Growing up in the late ’60s and early ’70s meant our generation was still subjected to many of the outdated notions of child-rearing by the well meaning but misinformed adults around us. I vividly remember being told by adults when meeting me and my sister, “Oh, how nice, a smart one and a pretty one!” I remember my mother coming to neither one of our defenses. And what should she have said? “Don’t label my children,” or “No, she’s actually the pretty one and she’s the smart one?” What the F@%#?

As I reflect on those self-esteem killing days, I think my sister was certainly happy about the moniker, but why was it better than being the smart one? I was happy to be smart, but part of me really wanted to be the other. Did my sister secretly hope to be the smart one? What was it about pretty that was so special and elusive? I remember asking my mother if perhaps they weren’t mistaken and I was pretty, too.
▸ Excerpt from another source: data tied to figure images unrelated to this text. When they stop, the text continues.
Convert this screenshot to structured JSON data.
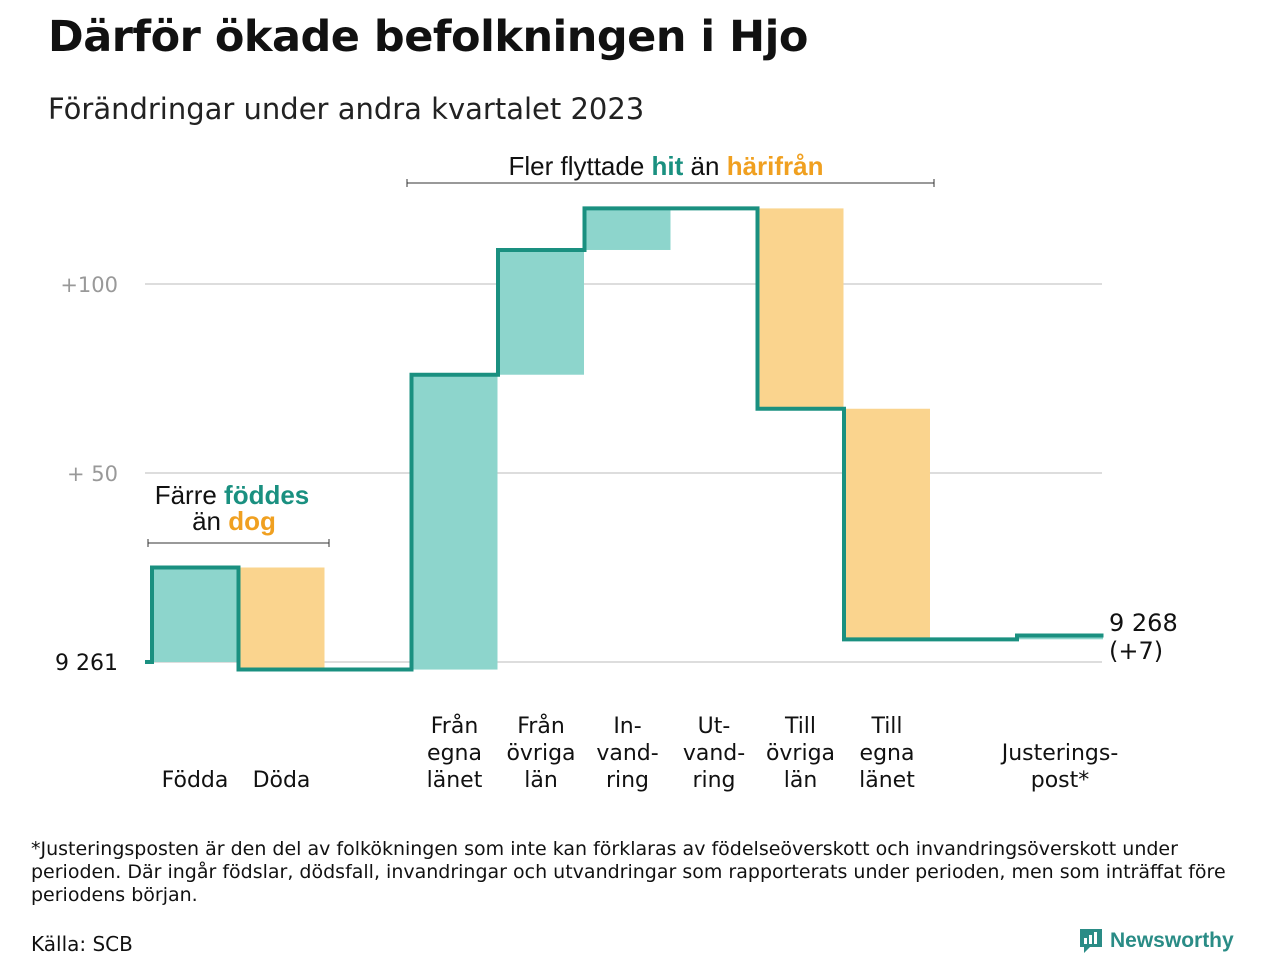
{
  "title": "Därför ökade befolkningen i Hjo",
  "subtitle": "Förändringar under andra kvartalet 2023",
  "footnote": "*Justeringsposten är den del av folkökningen som inte kan förklaras av födelseöverskott och invandringsöverskott under perioden. Där ingår födslar, dödsfall, invandringar och utvandringar som rapporterats under perioden, men som inträffat före periodens början.",
  "source": "Källa: SCB",
  "brand": "Newsworthy",
  "colors": {
    "positive_fill": "#8dd5cc",
    "negative_fill": "#fad48e",
    "line": "#1a9080",
    "green_text": "#1a9080",
    "orange_text": "#f0a020",
    "grid": "#dddddd",
    "tick_text": "#999999"
  },
  "annotations": {
    "birth_death": {
      "line1_pre": "Färre ",
      "line1_hl": "föddes",
      "line2_pre": "än ",
      "line2_hl": "dog"
    },
    "migration": {
      "pre": "Fler flyttade ",
      "hl1": "hit",
      "mid": " än ",
      "hl2": "härifrån"
    }
  },
  "end_label": {
    "value": "9 268",
    "change": "(+7)"
  },
  "start_label": "9  261",
  "chart_data": {
    "type": "waterfall",
    "title": "Därför ökade befolkningen i Hjo",
    "subtitle": "Förändringar under andra kvartalet 2023",
    "start_value": 9261,
    "end_value": 9268,
    "net_change": 7,
    "y_baseline": 0,
    "y_ticks": [
      {
        "value": 0,
        "label": "9  261"
      },
      {
        "value": 50,
        "label": "+  50"
      },
      {
        "value": 100,
        "label": "+100"
      }
    ],
    "ylim": [
      -2,
      120
    ],
    "grid": true,
    "categories": [
      {
        "label": [
          "Födda"
        ],
        "change": 25
      },
      {
        "label": [
          "Döda"
        ],
        "change": -27
      },
      {
        "label": [],
        "change": 0
      },
      {
        "label": [
          "Från",
          "egna",
          "länet"
        ],
        "change": 78
      },
      {
        "label": [
          "Från",
          "övriga",
          "län"
        ],
        "change": 33
      },
      {
        "label": [
          "In-",
          "vand-",
          "ring"
        ],
        "change": 11
      },
      {
        "label": [
          "Ut-",
          "vand-",
          "ring"
        ],
        "change": 0
      },
      {
        "label": [
          "Till",
          "övriga",
          "län"
        ],
        "change": -53
      },
      {
        "label": [
          "Till",
          "egna",
          "länet"
        ],
        "change": -61
      },
      {
        "label": [],
        "change": 0
      },
      {
        "label": [
          "Justerings-",
          "post*"
        ],
        "change": 1
      }
    ]
  }
}
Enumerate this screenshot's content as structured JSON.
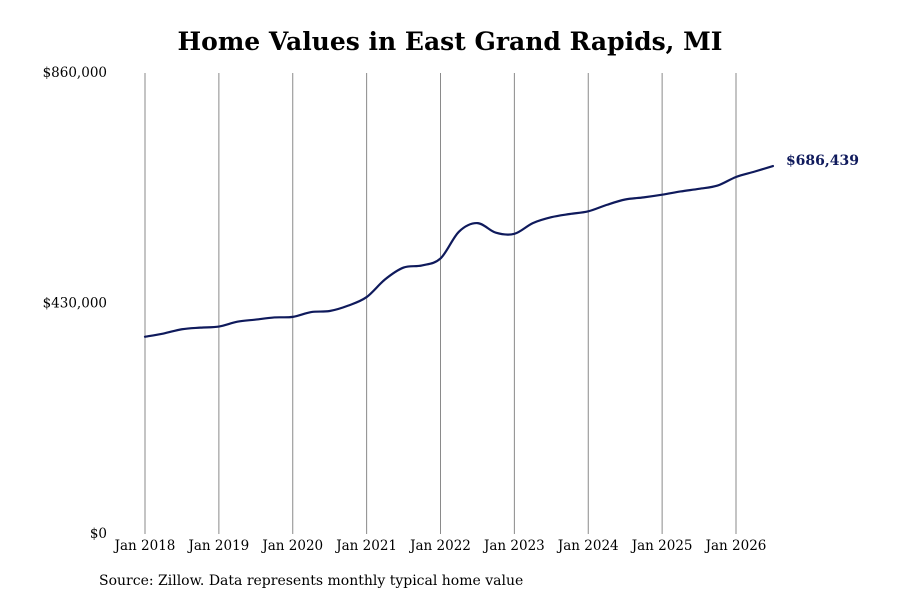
{
  "chart_data": {
    "type": "line",
    "title": "Home Values in East Grand Rapids, MI",
    "source": "Source: Zillow. Data represents monthly typical home value",
    "ylim": [
      0,
      860000
    ],
    "y_ticks": [
      0,
      430000,
      860000
    ],
    "y_tick_labels": [
      "$0",
      "$430,000",
      "$860,000"
    ],
    "x_ticks": [
      "2018-01",
      "2019-01",
      "2020-01",
      "2021-01",
      "2022-01",
      "2023-01",
      "2024-01",
      "2025-01",
      "2026-01"
    ],
    "x_tick_labels": [
      "Jan 2018",
      "Jan 2019",
      "Jan 2020",
      "Jan 2021",
      "Jan 2022",
      "Jan 2023",
      "Jan 2024",
      "Jan 2025",
      "Jan 2026"
    ],
    "grid": "vertical",
    "line_color": "#0f1a5c",
    "end_label": "$686,439",
    "series": [
      {
        "x": [
          "2018-01",
          "2018-04",
          "2018-07",
          "2018-10",
          "2019-01",
          "2019-04",
          "2019-07",
          "2019-10",
          "2020-01",
          "2020-04",
          "2020-07",
          "2020-10",
          "2021-01",
          "2021-04",
          "2021-07",
          "2021-10",
          "2022-01",
          "2022-04",
          "2022-07",
          "2022-10",
          "2023-01",
          "2023-04",
          "2023-07",
          "2023-10",
          "2024-01",
          "2024-04",
          "2024-07",
          "2024-10",
          "2025-01",
          "2025-04",
          "2025-07",
          "2025-10",
          "2026-01",
          "2026-04",
          "2026-07"
        ],
        "values": [
          368000,
          374000,
          382000,
          385000,
          387000,
          396000,
          400000,
          404000,
          405000,
          414000,
          416000,
          426000,
          442000,
          475000,
          497000,
          501000,
          514000,
          564000,
          580000,
          562000,
          560000,
          580000,
          591000,
          597000,
          602000,
          614000,
          624000,
          628000,
          633000,
          639000,
          644000,
          650000,
          666000,
          676000,
          686439
        ]
      }
    ]
  }
}
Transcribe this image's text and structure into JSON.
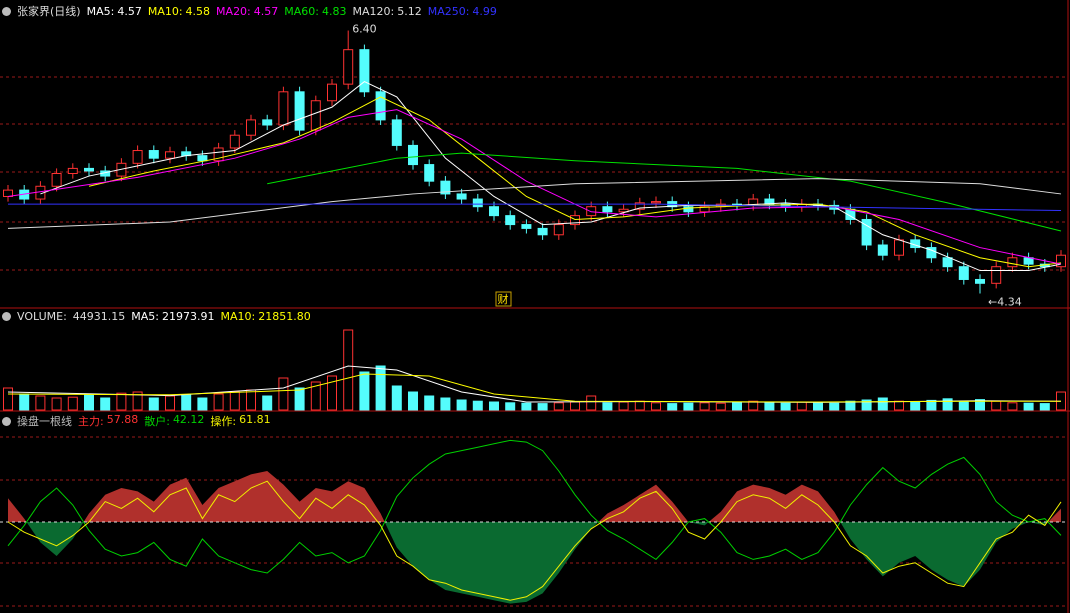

Her standard answer of “pretty is as pretty does” only fueled my confusion, though I think she was just echoing her generation’s fear of creating a conceited brat. Or maybe her own mixed-up voodoo told her that if a stranger or relation said it, it was okay, but if it came from a parent not so much. Anything that even whiffed of boasting was bad, or worse, “fishing for a compliment.”

I have fulfilled my smart destiny, starting with a gifted IQ to graduating from my Master’s program with an A grade. What would be different had I been called the pretty one? Would I be dumber? Happier? Prettier? That’s what I’m still trying to understand. Did I instead grow up the envious one, or did my sister?